According to a comprehensive analysis of market and on-chain indicators, Bitcoin is in the early stages of a long-term downward trend. This trend is expected to continue throughout the year 2026. Meanwhile, the probability of reaching new all-time highs in the near term is assessed as minimal.
In einem Gespräch mit BeInCrypto nannte Julio Moreno, Leiter der Forschungsabteilung bei CryptoQuant, die schwächere Nachfrage als Hauptfaktor für diese Prognose.
Daten aus der Blockchain bestätigen den Beginn eines "Bärenmarkts"
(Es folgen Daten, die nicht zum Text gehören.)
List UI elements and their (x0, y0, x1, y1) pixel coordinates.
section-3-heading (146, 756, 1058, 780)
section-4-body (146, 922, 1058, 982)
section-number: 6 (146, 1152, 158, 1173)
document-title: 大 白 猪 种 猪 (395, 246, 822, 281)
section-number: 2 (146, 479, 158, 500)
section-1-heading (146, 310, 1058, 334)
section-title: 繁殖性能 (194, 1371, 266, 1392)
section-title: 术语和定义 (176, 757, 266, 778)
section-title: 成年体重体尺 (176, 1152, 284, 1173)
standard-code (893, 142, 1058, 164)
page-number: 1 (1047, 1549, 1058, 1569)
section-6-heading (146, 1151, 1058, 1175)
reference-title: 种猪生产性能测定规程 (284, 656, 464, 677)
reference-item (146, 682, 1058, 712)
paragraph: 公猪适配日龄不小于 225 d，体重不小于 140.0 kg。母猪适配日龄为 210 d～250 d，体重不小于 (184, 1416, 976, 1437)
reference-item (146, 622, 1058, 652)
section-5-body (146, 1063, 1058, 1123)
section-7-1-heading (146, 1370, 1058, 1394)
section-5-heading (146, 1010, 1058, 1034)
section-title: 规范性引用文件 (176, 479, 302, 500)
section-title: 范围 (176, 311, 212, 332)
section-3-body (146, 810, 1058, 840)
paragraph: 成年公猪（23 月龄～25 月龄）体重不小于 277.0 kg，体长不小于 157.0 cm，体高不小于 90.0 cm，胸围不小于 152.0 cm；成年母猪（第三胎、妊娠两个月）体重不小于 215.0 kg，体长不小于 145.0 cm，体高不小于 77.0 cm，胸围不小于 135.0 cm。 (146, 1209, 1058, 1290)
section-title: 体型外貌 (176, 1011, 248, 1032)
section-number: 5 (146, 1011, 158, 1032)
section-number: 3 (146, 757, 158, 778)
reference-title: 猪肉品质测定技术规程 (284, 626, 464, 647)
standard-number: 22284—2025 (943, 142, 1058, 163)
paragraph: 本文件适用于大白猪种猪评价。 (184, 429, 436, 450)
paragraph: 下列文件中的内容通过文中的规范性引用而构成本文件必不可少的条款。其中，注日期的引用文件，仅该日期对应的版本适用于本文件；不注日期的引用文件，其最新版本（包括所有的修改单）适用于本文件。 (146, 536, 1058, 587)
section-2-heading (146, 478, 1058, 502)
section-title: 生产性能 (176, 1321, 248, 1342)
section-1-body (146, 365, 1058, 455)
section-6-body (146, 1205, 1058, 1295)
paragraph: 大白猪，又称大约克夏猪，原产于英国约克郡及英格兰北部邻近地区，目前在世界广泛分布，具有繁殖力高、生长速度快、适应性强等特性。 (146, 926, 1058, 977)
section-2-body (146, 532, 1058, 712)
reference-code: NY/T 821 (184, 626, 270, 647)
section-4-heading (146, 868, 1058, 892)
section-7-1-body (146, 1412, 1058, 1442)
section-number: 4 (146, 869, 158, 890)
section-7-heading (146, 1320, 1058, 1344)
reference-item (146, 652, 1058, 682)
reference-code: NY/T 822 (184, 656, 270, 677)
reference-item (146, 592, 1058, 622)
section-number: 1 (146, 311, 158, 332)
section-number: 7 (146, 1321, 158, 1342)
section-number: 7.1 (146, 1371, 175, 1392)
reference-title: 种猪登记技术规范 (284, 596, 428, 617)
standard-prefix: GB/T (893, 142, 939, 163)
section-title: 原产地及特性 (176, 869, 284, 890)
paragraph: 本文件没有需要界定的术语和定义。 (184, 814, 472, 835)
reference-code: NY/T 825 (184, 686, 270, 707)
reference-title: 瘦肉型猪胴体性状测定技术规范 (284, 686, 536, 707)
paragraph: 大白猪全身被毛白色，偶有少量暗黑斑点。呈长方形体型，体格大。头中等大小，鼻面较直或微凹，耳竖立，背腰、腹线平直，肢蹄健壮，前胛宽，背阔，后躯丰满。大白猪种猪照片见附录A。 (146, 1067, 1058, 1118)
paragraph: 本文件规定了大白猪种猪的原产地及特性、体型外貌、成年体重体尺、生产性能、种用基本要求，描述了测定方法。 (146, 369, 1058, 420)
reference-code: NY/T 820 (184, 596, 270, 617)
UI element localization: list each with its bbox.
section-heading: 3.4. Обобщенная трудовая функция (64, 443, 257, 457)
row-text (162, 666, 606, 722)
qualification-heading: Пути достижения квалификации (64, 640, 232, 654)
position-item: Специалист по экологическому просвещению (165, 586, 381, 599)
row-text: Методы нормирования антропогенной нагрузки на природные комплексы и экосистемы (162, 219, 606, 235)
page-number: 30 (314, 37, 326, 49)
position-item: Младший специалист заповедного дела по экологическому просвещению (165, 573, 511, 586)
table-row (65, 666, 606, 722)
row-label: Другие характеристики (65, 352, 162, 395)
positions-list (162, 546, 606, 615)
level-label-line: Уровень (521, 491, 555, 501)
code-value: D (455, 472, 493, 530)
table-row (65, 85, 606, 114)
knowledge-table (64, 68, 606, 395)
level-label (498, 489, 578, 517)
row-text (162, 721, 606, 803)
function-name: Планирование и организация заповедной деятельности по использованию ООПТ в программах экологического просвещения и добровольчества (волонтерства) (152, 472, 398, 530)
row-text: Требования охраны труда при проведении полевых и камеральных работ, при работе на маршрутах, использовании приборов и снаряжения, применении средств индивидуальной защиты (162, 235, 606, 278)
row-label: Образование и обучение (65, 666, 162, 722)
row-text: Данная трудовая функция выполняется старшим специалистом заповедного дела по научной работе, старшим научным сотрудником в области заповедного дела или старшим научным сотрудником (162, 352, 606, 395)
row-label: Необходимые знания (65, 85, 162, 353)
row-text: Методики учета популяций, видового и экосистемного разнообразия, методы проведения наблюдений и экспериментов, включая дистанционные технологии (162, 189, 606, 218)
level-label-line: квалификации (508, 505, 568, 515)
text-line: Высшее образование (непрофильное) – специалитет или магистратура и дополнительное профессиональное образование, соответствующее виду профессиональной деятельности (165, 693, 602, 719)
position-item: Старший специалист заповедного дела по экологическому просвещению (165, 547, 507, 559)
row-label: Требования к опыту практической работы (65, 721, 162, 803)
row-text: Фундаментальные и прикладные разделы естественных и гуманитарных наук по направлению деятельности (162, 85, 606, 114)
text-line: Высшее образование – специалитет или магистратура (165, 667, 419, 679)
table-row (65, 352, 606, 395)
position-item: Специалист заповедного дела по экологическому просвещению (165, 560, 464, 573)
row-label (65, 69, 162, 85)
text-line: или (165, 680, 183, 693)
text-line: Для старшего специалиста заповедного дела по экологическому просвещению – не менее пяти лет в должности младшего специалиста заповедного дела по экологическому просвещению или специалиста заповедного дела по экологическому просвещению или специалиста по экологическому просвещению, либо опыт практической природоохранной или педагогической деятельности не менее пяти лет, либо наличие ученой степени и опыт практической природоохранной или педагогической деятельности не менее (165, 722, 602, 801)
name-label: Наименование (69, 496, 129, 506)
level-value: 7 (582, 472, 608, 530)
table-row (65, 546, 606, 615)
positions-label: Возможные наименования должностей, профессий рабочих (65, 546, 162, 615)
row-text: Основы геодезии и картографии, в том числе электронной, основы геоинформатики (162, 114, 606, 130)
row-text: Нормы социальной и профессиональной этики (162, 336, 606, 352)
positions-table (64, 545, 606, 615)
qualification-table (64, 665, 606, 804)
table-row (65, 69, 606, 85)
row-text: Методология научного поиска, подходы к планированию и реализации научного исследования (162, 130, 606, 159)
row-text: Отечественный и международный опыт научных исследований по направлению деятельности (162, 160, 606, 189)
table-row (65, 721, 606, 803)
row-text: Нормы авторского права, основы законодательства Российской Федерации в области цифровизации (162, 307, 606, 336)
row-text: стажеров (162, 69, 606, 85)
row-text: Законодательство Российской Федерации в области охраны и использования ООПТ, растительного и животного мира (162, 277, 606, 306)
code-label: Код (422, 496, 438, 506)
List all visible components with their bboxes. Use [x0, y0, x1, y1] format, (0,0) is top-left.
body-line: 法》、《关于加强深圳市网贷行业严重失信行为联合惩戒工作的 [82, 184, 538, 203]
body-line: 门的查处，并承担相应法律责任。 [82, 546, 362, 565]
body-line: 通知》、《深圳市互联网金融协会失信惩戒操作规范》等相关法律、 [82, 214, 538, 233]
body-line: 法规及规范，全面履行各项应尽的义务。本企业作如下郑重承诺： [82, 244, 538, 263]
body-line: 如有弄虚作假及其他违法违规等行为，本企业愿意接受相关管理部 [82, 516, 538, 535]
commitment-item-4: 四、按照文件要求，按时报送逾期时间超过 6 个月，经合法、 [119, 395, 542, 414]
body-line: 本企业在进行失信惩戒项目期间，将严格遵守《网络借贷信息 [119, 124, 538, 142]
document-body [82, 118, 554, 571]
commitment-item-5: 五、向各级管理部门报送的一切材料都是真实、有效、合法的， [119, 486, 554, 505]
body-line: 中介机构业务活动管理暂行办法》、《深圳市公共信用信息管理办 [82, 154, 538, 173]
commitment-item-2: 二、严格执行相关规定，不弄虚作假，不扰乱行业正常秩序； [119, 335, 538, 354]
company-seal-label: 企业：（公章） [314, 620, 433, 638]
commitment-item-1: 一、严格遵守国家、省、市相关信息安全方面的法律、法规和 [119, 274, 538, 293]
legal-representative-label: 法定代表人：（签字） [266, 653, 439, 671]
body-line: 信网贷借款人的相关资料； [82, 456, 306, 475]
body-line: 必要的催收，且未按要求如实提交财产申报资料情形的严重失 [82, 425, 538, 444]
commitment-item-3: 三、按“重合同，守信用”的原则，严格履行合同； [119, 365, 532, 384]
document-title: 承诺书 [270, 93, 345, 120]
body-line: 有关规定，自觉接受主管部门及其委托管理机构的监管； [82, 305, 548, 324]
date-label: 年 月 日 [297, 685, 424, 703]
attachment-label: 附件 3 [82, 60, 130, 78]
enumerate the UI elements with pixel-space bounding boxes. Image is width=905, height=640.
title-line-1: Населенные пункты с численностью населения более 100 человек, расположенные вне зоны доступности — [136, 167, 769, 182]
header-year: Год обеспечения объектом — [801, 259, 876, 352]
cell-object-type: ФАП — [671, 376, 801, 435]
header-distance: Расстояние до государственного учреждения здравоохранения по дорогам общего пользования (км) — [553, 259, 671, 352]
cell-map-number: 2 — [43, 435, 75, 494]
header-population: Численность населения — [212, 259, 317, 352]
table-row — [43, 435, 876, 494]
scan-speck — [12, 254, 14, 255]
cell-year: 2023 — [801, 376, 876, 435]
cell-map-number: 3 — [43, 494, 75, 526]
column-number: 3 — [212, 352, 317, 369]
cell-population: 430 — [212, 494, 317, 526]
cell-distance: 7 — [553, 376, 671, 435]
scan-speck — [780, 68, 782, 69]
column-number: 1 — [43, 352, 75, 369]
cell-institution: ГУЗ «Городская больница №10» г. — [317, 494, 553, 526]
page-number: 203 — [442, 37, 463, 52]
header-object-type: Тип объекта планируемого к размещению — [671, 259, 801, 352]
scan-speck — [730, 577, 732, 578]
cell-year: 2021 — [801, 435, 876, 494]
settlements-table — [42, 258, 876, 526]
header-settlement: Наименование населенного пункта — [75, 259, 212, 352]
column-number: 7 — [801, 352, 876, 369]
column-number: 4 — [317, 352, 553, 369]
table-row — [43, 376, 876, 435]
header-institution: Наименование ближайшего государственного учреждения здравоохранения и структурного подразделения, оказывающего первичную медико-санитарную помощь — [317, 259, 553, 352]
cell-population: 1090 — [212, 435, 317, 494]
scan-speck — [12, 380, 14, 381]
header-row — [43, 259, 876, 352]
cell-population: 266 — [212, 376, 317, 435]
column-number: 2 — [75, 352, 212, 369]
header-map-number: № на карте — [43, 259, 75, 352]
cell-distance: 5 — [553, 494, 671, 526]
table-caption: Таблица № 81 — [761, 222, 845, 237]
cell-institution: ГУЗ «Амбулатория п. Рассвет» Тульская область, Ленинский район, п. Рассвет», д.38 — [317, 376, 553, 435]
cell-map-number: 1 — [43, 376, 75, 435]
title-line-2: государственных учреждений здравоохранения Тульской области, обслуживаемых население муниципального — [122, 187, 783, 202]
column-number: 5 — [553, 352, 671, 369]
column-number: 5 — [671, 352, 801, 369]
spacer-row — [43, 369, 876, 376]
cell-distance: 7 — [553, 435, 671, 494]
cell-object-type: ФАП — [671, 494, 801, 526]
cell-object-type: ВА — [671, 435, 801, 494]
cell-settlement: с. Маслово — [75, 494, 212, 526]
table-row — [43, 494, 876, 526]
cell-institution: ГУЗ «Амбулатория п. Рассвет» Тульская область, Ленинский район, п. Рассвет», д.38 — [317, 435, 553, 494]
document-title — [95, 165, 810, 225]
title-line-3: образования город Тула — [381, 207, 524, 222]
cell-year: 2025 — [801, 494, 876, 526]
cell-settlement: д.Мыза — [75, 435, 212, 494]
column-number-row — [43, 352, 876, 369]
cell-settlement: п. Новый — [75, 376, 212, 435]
Viele Marktteilnehmer diskutieren weiterhin über die Perspektiven der Branche, doch statistische Daten deuten darauf hin, dass die Phase des Rückgangs bereits im November 2025 begonnen hat. Die derzeitige Situation wird als Übergang zu einem anhaltenden Kursverfall beschrieben.
"Fast jede On-Chain-Metrik oder Marktdaten bestätigt, dass wir uns in den frühen Stadien eines "Bärenmarktes" befinden", erklärte der Experte. Die zentrale Frage für Analysten lautet derzeit die Dauer dieses Zyklus und die Tiefe einer möglichen Korrektur. Bei der aktuellen Marktlage ist jedoch nicht mit einer Wiederaufnahme des Anstiegs bis zu Rekordniveaus zu rechnen.
Krise der Nachfrage seitens institutioneller Anleger
In den letzten Monaten zeigt sich eine strukturelle Abnahme des Interesses am Vermögenswert. Die Spezialisten von CryptoQuant überwachen aufmerksam die Kapitalflüsse in Börsenfonds (ETF), die zuvor der Haupttreiber des Wachstums waren.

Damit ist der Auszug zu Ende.